Qui n’a jamais été interpellé par les rayons souvent bien fournis des librairies consacrés au « développement personnel » (DP) ? De L’homme qui voulait être heureux (Laurent Gounelle) à Cessez d’être gentil, soyez vrais ! (Thomas d’Ansembourg) en passant par Le Meilleur de soi. Le rencontrer, le nourrir, l’exprimer (Guy Corneau) ou par le célèbre Les hommes viennent de Mars et les femmes de Vénus (John Gray)… Nous sommes tous capables d’allonger la liste en imaginant des titres pour ces ouvrages. Souvent, ils s’adressent directement au lecteur, alors qu’ils sont vendus à des dizaines de milliers d’exemplaires. Pourtant, force est de constater que « cela marche », non seulement commercialement, mais également du point de vue de nombreux lecteurs, qui affirment détecter des effets sur eux-mêmes : « Je ne sais pas quel processus mental ce livre a créé chez moi, mais je vais mieux, tout simplement », déclare ainsi une lectrice enjouée qui écrit à un auteur de DP.

Entre ressource individuelle et menace sociale

Le DP ne manque pas de nous questionner. Son succès réjouit certains, alors qu’il en désespère d’autres. Respecté par ses adorateurs, il est parfois violemment rejeté par ses critiques. Mais pourquoi semble-t-il très compliqué de parler de ce phénomène social de façon dépassionnée, sans s’en réjouir ou sans le dénoncer, sans considérer qu’il s’agit d’une bonne ou d’une mauvaise chose ? Il faut croire qu’il touche une corde particulièrement sensible, car il est considéré à la fois comme le promoteur d’un élément auquel nous tenons très fort (notre autonomie individuelle), mais également comme le potentiel déclencheur d’un événement dont nous craignons les conséquences (l’individualisme contemporain). En effet, autant que le succès du DP, les réactions ambivalentes que nous avons à son égard constituent de très bons analyseurs des tensions qui traversent les mœurs des sociétés modernes, que l’on appelle aussi des sociétés individualistes.

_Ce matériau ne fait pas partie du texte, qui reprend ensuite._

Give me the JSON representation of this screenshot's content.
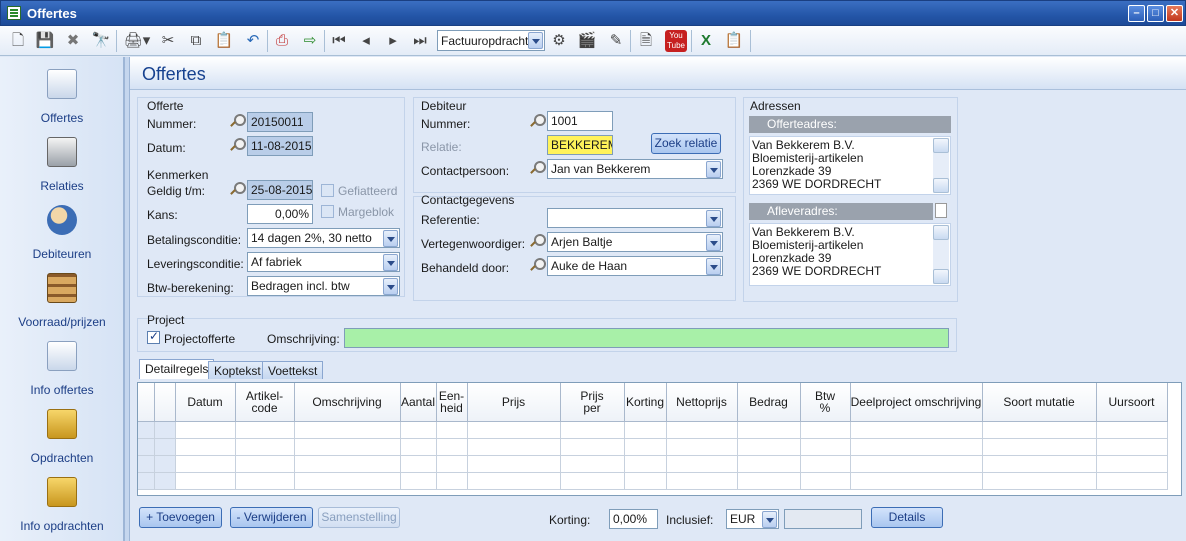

Pourquoi le DP provoque-t-il du scepticisme et de la méfiance ? L’un des arguments souvent invoqués est que si tout le monde se mettait à vivre selon les préceptes de ces ouvrages qui mettent l’individu, son bien-être, ses émotions et ses tracas au cœur des préoccupations, la vie en société ne serait tout simplement plus possible. Alors, le DP pourrait-il vraiment miner le lien social, voire causer la disparition de la société ? C’est certainement une critique à laquelle le DP doit faire face, qui lui est notamment adressée par une partie des sciences humaines où l’on entend souvent dire que la « psychologisation » menace notre vivre-ensemble en poussant chacun à ne plus se préoccuper que de lui-même. Cette critique n’est d’ailleurs pas l’apanage du monde savant : elle est également présente dans le sens commun et dans les discussions de comptoir, jusque chez les lecteurs de DP eux-mêmes. « Le développement personnel, ça tourne vite au “moi, je” et au nombrilisme », confie Anne, qui dit ne pas avoir de considération pour le DP en général… à l’exception cependant d’un livre qu’elle tient en très haute estime, L’Alchimiste de Paulo Coelho.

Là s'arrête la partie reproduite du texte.